Winter Perennial PreparationPosted: October 1, 2018
It is that time of the year again. The time has come for summer to end and for fall to begin. The days are no longer radiating with heat from the sun, but cooling down to that lovable fall temperature. Leaves are beginning to change and as fall begins, it is time to start thinking about preparing your perennials for winter. Before you begin preparing your perennial beds for winter you must first draw up a plan.
Winter preparation is the time to get started on making changes to your perennial bed. Be sure to write your ideas down and make any necessary changes before its too late. To begin winter perennial preparation you must first clean up. You want to remove any dead leaves and debris such as limbs and twigs. Old foliage has the tendency to harbor plants and disease during the winter. If you are the type of gardener that uses decorative items that are tucked away amongst your perennials, remove and store them for the season. These decorative items will last longer when stored away and not left out to suffer the damages brought on by the winter weather.

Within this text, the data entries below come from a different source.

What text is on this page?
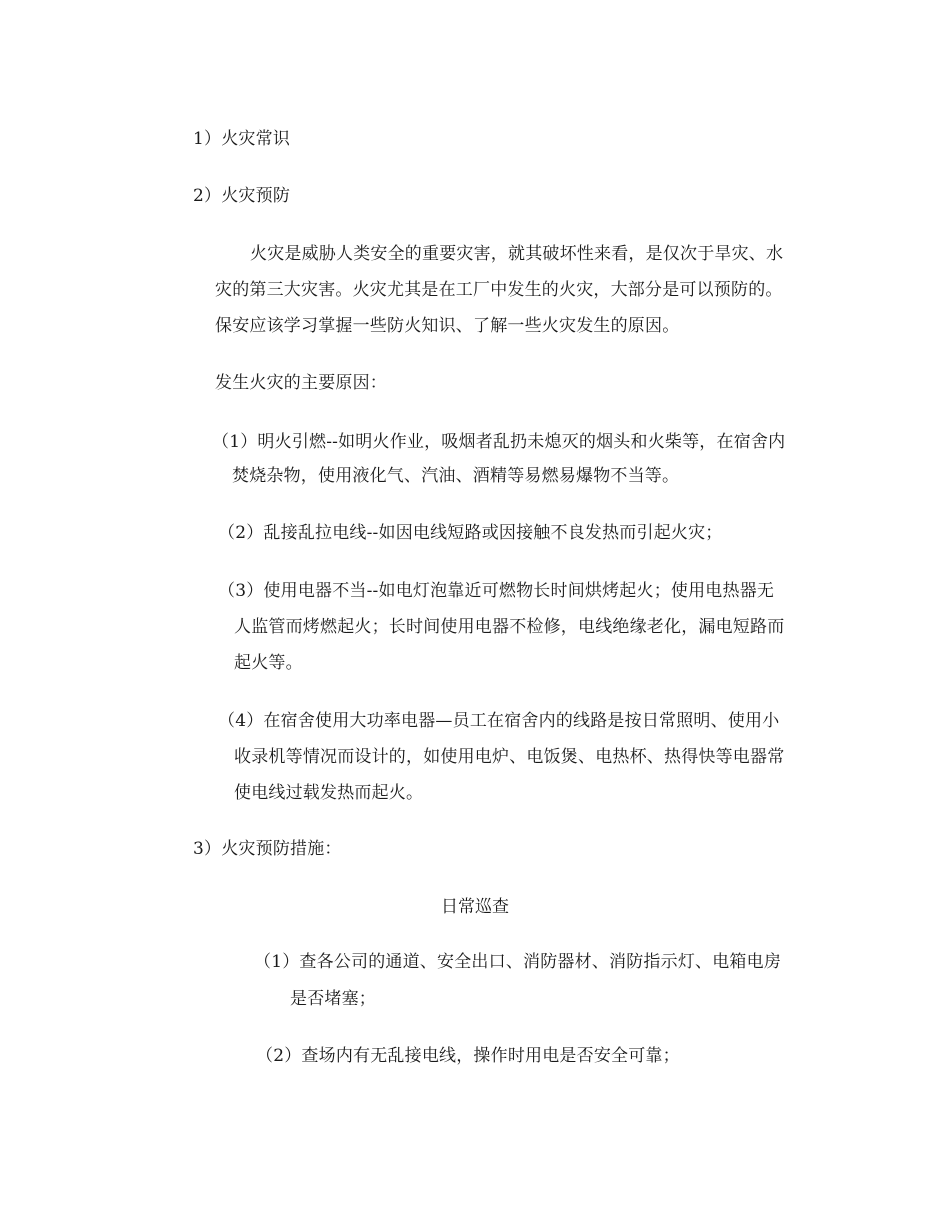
1）火灾常识
2）火灾预防
火灾是威胁人类安全的重要灾害，就其破坏性来看，是仅次于旱灾、水
灾的第三大灾害。火灾尤其是在工厂中发生的火灾，大部分是可以预防的。
保安应该学习掌握一些防火知识、了解一些火灾发生的原因。
发生火灾的主要原因：
（1）明火引燃--如明火作业，吸烟者乱扔未熄灭的烟头和火柴等，在宿舍内
焚烧杂物，使用液化气、汽油、酒精等易燃易爆物不当等。
（2）乱接乱拉电线--如因电线短路或因接触不良发热而引起火灾；
（3）使用电器不当--如电灯泡靠近可燃物长时间烘烤起火；使用电热器无
人监管而烤燃起火；长时间使用电器不检修，电线绝缘老化，漏电短路而
起火等。
（4）在宿舍使用大功率电器—员工在宿舍内的线路是按日常照明、使用小
收录机等情况而设计的，如使用电炉、电饭煲、电热杯、热得快等电器常
使电线过载发热而起火。
3）火灾预防措施：
日常巡查
（1）查各公司的通道、安全出口、消防器材、消防指示灯、电箱电房
是否堵塞；
（2）查场内有无乱接电线，操作时用电是否安全可靠；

After you have completely cleaned your perennial bed, you should remove any plants that have gone to seed. Cut back any plants that are no longer blooming or the tops have died. When cutting back your plants in the fall, you want to cut them back about 8-10 inches above the ground. If you have perennials that are woody plants, refrain from pruning or cutting them back. Finally, do a thorough weeding around your perennials to make sure you removed the last of any weeds before the winter. If you find any plants that are not producing well or are no longer attractive, remove them. Take the time to find a perennial that will look better or produce more attractive blooms. Before winter make sure to divide those perennials that are early blooming from March to June and those that bloom later between late June and early Fall. Avoid dividing the later blooming perennials until the spring. Dividing these blooms too early can damage the plant. During the fall, if you find any of these plants growing too close together or crowding and spreading into unwanted areas, divide and move them appropriately.
Finally, to complete your winter perennial preparation, put a fresh layer of mulch around your perennials. Adding a deep layer of mulch will protect your perennials throughout the winter. Furthermore, it will prepare your perennial bed for additional mulching in the spring. It is ok to leave falling leaves on top of your mulched perennial beds. This will only add extra protection and nutrients to your perennials. Follow these tips to prepare your perennials for a good rest over the winter and a blooming spring and summer. When the time comes, your perennials will sprout greener and healthier than you ever anticipated.